Rising Gas Prices Could Seriously Slow Entire U.S. Tourism Market

godking
28 March 2008 3:32am

Rising gasoline prices that are expected to approach $3.50 per gallon by the summer and even $4 soon after could have a negative across-the-spectrum impact on the U.S. tourism market, experts say. “It’s not a fun situation,” said Dawn McLaren, a research economist with the W.P. Carey School of Business at Arizona State University.

Mr. McLaren predicted the situation will get worse before it improves. “The impact is obviously negative,” both because it costs tourist operators more and discourages consumers from taking trips, said Tourism Industry Association of Canada chief executive Randy Williams.
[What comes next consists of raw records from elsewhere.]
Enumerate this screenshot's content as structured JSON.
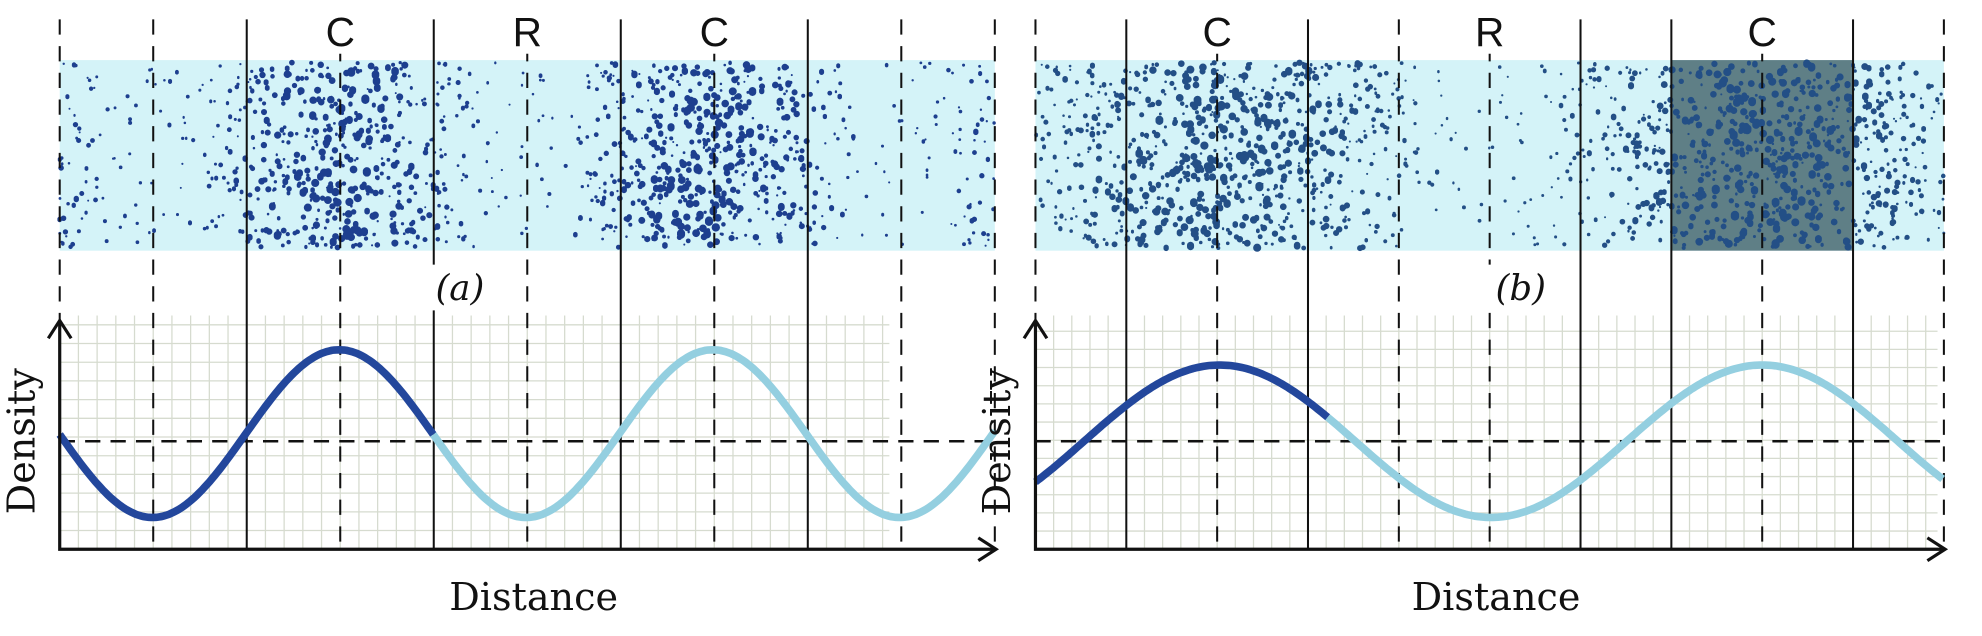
{
  "panels": [
    {
      "region_labels": [
        "C",
        "R",
        "C"
      ],
      "caption": "(a)",
      "y_label": "Density",
      "x_label": "Distance"
    },
    {
      "region_labels": [
        "C",
        "R",
        "C"
      ],
      "caption": "(b)",
      "y_label": "Density",
      "x_label": "Distance"
    }
  ]
}
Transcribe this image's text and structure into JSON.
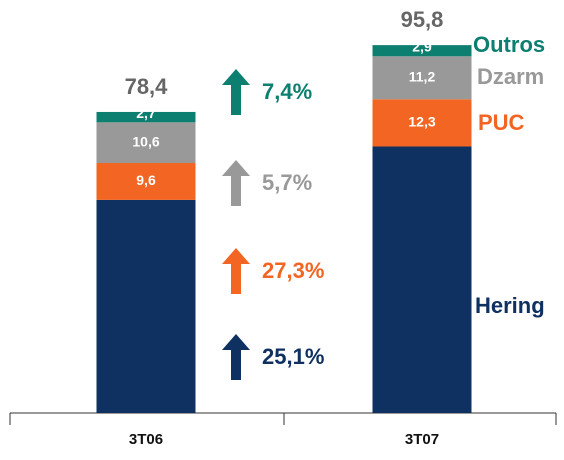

In the hotel segment of the tourism market, executives point out financial measures like average daily room rates and revenue per available room are still healthy, if not at the levels of the past couple of go-go years.

The airlines, which have recently started to be profitable, see the rising gas prices as a serious setback to their recovery. “These are costs that, for competitive reasons, we can’t just pass on to consumers,” said Valerie Wunder, a US Airways spokeswoman. Instead, they are cutting into profits.

Destination cities such as Savannah, Georgia, where the majority of visitors are drive-ins, are also warily eyeing gas prices.

Even with the gasoline prices creeping up in 2007, a record number of people visited Savannah last year. Experts say those travelers gave up longer, or flying vacations, to drive to places like Savannah, but hospitality and travel managers are still worried about the future.

Tourism officials say one likely outcome of soaring gas costs are that visitors will stay closer to home in the near future.